Specifically, P. fuliginaria is significantly active in damp woodland habitats or suburban habitats. Norfolk Moths find the waved black moth to reside primarily in wooded, damp, and boggy areas, with some moths straying into rural gardens. The most suitable location for prosperity would be environments with rotten timber, or birch log piles and other substrates that can support the association of the moth with fungi, lichens and dead wood.

== Conservation and endangerment status ==
According to Nature Spot, the red list identifies the moth as "Least Concern" and common under Great Britain status, this pushed the label of "Nationally Scarce B" as a former status list.

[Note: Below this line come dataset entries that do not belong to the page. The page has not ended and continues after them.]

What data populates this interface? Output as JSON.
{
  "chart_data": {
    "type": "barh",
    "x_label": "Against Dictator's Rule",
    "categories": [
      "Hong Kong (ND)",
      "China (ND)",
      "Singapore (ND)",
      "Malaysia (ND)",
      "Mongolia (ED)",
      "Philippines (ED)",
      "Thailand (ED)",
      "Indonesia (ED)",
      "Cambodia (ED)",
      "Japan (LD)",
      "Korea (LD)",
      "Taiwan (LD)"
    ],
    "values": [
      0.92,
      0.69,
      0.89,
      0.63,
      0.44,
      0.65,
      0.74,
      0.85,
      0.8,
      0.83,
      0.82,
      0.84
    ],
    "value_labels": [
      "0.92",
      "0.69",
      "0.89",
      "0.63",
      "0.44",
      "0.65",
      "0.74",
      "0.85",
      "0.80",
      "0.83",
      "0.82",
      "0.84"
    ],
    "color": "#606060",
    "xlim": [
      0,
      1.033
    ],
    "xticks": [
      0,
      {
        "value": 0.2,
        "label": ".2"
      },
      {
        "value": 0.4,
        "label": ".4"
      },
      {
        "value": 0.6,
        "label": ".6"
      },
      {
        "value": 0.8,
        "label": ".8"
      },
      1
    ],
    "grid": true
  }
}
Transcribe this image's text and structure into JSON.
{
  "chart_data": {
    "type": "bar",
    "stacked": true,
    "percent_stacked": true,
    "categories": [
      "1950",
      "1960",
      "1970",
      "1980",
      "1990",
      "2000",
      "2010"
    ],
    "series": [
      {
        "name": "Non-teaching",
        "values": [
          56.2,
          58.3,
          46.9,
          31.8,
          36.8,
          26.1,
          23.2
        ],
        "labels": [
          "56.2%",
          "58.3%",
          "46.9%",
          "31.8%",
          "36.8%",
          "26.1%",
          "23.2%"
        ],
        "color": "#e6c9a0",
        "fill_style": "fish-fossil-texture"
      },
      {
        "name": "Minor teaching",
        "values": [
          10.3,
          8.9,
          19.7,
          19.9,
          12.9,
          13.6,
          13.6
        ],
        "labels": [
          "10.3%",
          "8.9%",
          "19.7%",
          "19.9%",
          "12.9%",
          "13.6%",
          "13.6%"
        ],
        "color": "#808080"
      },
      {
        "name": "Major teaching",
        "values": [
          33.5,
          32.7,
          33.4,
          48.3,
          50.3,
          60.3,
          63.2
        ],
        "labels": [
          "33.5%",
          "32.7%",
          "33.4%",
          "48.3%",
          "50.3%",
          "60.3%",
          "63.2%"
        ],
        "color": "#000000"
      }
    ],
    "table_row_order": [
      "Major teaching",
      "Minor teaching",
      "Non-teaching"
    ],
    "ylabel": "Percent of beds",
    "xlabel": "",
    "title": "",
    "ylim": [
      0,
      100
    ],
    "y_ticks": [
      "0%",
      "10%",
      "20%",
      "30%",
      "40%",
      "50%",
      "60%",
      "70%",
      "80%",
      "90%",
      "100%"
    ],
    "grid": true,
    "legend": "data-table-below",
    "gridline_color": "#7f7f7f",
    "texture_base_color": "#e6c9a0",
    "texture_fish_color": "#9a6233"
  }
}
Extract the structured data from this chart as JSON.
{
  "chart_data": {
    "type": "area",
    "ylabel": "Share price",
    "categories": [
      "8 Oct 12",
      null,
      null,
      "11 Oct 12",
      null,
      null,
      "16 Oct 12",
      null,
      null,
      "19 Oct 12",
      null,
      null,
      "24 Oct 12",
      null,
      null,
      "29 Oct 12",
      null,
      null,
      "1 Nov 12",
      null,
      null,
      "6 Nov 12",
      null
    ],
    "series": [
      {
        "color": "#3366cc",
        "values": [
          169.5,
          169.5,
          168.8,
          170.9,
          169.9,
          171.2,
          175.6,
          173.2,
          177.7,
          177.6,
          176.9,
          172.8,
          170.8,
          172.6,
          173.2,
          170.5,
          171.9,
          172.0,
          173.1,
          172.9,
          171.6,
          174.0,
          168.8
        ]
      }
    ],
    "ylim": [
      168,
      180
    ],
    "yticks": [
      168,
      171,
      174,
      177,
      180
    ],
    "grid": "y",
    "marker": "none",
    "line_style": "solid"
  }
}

Since the moth is seen as a possible migrant to Norfolk, Canada, and parts of Europe outside the British range, it's abundance in local areas is limited.

The Catalogue of Lepidoptera of Belgium, P. fuliginaria is common and listed as "Least Concern" for Flanders under the IUCN Red List category, indicating and supporting the fact that the moth's scarcity varies based on locality and cannot be positively considered threatened on a national or global scale.